ISOCPP sg16 List: Re: Suggested wording change for non-Unicode cases in P2286R7: Formatting Ranges

From: Tom Honermann <tom_at_[hidden]>
Date: Tue, 10 May 2022 14:31:38 -0400

On 5/9/22 7:34 PM, Barry Revzin wrote:
>
>
> On Mon, May 9, 2022 at 4:14 PM Tom Honermann <tom_at_[hidden]> wrote:
>
> On 5/8/22 4:04 PM, Barry Revzin via SG16 wrote:
>>
>>
>> On Sun, May 8, 2022 at 9:22 AM Victor Zverovich
>> <victor.zverovich_at_[hidden]> wrote:
>>
>> > One thing I noticed is that the wording about
>> Grapheme_Extend is gone. I didn't know what this meant
>> before, so I don't know now if this is a good removal or a
>> bad removal.
>>
>> I don't recall any requests for removing it and think that it
>> should be reintroduced.
>>
>> - Victor
>>
>> On Wed, May 4, 2022 at 10:44 PM Jens Maurer
>> <Jens.Maurer_at_[hidden]> wrote:
>>
>> On 05/05/2022 04.08, Barry Revzin wrote:
>> > I think I have applied this. Here's the rendered
>> version:
>> https://brevzin.github.io/cpp_proposals/2286_fmt_ranges/p2286r8.html#pnum_12
>> <https://brevzin.github.io/cpp_proposals/2286_fmt_ranges/p2286r8.html#pnum_12>
>>
>> > How does this look?
>>
>> p2.2
>>
>> For each code sequence X in S that either encodes a
>> single character or encoding state transition or that is
>> a sequence of ill-formed code units is processed in order
>> as follows:
>>
>> That feels like bad English grammar to me.
>>
>> Why "encoding", yet there is an "encodes" before that?
>> Why "either" and there are three things that don't
>> exactly correspond grammatically?
>>
>> Maybe make a bulleted sub-list with the three items
>> so that the structure is clear.
>>
>> "If C is one of the UCS scalar values the table below,"
>>
>> add "in"
>>
>> better clarify: "the two characters shown as the
>> corresponding escape sequence are appended to E"
>>
>>
>> after p2.3.4, p2.5
>>
>> "simple-hexadecimal-digit-sequence"
>>
>> I would not re-use lexing grammar for a local placeholder,
>> just say \u{/hex-digit-sequence/} or so.
>>
>>
>> p2.5
>>
>> "Otherwise, X is a sequence of ill-formed code units. Each"
>>
>> -> "Otherwise (X is a sequence of ill-formed code units),
>> each code unit ..."
>>
>>
>> "U+0027 APOSTROPHE is escaped as \' while U+0022
>> QUOTATION MARK is left unchanged."
>>
>> Can we rephrase that to avoid "is escaped as"? We were
>> on such a good
>> track to just append characters and avoid any judgment calls.
>>
>> suggestion "
>> - for each character U+0027 APOSTROPHE in S, the two
>> characters \' are appended to E
>> - U+0022 QUOTATION MARK is left unchanged"
>>
>>
>> Jens
>>
>>
>> Thanks Jens and Victor!

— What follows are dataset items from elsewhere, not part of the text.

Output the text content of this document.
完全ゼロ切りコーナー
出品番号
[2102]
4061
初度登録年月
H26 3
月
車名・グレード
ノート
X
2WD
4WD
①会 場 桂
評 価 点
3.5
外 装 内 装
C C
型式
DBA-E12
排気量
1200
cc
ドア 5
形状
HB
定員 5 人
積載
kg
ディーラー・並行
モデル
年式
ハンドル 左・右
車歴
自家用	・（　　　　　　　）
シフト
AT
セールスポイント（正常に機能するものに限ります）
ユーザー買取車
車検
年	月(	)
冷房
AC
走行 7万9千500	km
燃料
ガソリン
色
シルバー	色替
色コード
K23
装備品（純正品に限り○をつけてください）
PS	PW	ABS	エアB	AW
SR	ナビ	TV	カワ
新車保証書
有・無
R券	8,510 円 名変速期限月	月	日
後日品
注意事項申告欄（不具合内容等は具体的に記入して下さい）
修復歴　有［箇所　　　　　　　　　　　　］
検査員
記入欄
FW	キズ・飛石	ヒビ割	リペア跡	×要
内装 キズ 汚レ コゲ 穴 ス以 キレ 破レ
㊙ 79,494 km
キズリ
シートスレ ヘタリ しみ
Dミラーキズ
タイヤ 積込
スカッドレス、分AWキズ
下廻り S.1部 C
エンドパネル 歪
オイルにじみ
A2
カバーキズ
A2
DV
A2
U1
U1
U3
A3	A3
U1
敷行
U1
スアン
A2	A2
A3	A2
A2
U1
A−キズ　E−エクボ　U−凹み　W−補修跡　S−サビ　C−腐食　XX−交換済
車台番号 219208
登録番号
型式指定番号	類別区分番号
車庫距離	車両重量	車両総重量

I did my best to apply the suggested changes:
>>
>> * Updated rendered wording:
>> https://brevzin.github.io/cpp_proposals/2286_fmt_ranges/p2286r8.html#pnum_12
>> * New diff:
>> https://github.com/brevzin/cpp_proposals/commit/3d93043f5c296810d7e18b11d5b7083143554309
>>
>>
>> Hopefully, this gradient is slowly descending to the correct
>> solution :-)
>
> Thanks, Barry. This appears to have incorporated the parts of my
> prior suggestions that did not have opposition, so just minor
> issues noted below.
>
> Discussion at the last meeting
> <https://github.com/sg16-unicode/sg16-meetings#april-27th-2022>
> revealed that we're failing to specify the encoding used to
> interpret /S/. Change p2 as follows: (perhaps substitute "as
> described below" for "as follows")
>
> The escaped string /E/ representation of a string /S/ is
> constructed by encoding a sequence of characters_as
> follows._in t_T_he associated character encoding /CE/ for
> charT ([lex.string.literal]
> <http://eel.is/c++draft/tab:lex.string.literal>)as follows:_is
> used both to interpret /S/ and to construct /E/._
>
> In p2.2, "code sequence" -> "code unit sequence".
>
> In p2.3.4 and p2.5, I don't think we should re-use the
> /hexadecimal-digit/ grammar term here. Just say, "hexadecimal digits".
>
> Add the following note to p2.4 to address a request by Hubert:
>
> Otherwise, if /X/ encodes a state transition, the effect on
> /E/ is unspecified._[ /Note:/ the intent is that a state
> transition be represented in /E/ such that its original code
> unit sequence can be reconstructed /- end note/ ]_
>
> Hubert pointed out during the last meeting that we should not be
> trying to interpret state transitions for stateful encodings as I
> had previously been trying to do. I think we can now simplify p2.5:
>
> Otherwise (/X/ is a sequence of ill-formed code units), each
> code unit /U/ is appended to /E/ in order as the sequence
> /\x{hex-digit-sequence}/, where /hex-digit-sequence/ is the
> shortest hexadecimal representation of /U/ using lower-case
> hexadecimal digits.When encoding a stateful character
> encoding, these additions should have no effect on encoding state.
>
> In p3, we now need to drop "in a Unicode encoding". I think the
> result should also produce a string, not a character.
>
> The escaped character_string_ representation of a character
> /C/ in a Unicode encoding is equivalent to the escaped string
> representation of a string of /C/, except that:
>
> p4 should be removed now.
>
> The escaped character and escaped string representations of a
> character or string in a non-Unicode encoding is unspecified.
>
> Hubert, the wording does not explicitly address your request to be
> able to specify spacing and separator characters as a set of
> encoding agnostic code point values. I think the existing wording
> suffices to meet your goals since an implementation can document a
> method of identifying the set of escaped characters by, for
> example, specifying characters in EBCDIC 1047 and describing how
> to map those to other code pages. If you don't agree, could you
> suggest how the wording might be updated to better address your
> concern?
>
> Tom.
>
>
> Thanks, Tom! I applied these changes. The diff can be found here:
> https://github.com/brevzin/cpp_proposals/commit/6745d72f8c002b7ce8811f0c6aeb5591cff97d54

Thanks, Barry. This looks good to me modulo Hubert's additional tweak.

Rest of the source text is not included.